Aus Alt mach Neu: Mehr als nur Kosmetik

Lars Krzebek, 40-jähriger Autoservicetechniker aus Gerbstedt, hat sich seinen Traum von der beruflichen Eigenständigkeit mit Mut und Unternehmergeist erfüllt. Innerhalb weniger Monate entstaubte er eine etwas in die Jahre gekommene Werkstatt und machte daraus einen hochmodernen Kfz-Betrieb mit Perspektive.
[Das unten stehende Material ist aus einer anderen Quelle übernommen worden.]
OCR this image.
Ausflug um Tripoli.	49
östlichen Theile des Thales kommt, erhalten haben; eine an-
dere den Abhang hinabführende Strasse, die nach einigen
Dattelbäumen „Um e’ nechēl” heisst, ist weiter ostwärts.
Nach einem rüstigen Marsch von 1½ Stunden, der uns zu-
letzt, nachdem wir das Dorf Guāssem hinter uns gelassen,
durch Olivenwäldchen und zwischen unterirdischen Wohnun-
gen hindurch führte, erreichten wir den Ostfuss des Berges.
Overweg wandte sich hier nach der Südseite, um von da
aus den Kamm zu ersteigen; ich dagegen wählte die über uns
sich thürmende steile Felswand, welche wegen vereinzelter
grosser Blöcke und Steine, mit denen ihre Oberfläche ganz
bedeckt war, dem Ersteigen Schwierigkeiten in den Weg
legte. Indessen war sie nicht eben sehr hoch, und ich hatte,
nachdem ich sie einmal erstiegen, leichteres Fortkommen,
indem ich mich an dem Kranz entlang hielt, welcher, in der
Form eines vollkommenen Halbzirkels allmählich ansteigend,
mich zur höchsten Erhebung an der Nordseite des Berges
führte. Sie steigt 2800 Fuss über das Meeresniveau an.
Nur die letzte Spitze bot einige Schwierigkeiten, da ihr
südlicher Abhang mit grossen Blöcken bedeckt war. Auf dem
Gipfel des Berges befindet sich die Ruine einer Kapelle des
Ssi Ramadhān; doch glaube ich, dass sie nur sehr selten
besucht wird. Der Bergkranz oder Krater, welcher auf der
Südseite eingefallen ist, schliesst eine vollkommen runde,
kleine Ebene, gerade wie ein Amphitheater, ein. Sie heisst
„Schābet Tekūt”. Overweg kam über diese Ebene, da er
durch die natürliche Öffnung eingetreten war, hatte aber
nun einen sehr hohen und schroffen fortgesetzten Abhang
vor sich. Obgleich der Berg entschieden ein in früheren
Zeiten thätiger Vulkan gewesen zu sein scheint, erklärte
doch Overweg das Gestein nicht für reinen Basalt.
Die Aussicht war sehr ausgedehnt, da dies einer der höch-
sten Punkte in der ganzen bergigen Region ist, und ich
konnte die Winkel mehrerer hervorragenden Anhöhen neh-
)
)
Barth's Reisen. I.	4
Auf der Suche nach lohnenswerten redaktionellen Themen besucht unsere Redaktion die freie Werkstatt von Lars Krzebek, der mit Enthusiasmus, Dynamik und Ideenreichtum den Mut aufgebracht hat, sich abseits der dicht besiedelten Ballungsgebiete aus einem etwas in die Jahre gekommenen Betrieb eine moderne Kfz-Werkstatt aufzubauen. Das Ergebnis kann sich wirklich sehen lassen. Im Interview berichtet Herr Krzebek von den Herausforderungen und Chancen, die ein eigener Betrieb mit sich bringt.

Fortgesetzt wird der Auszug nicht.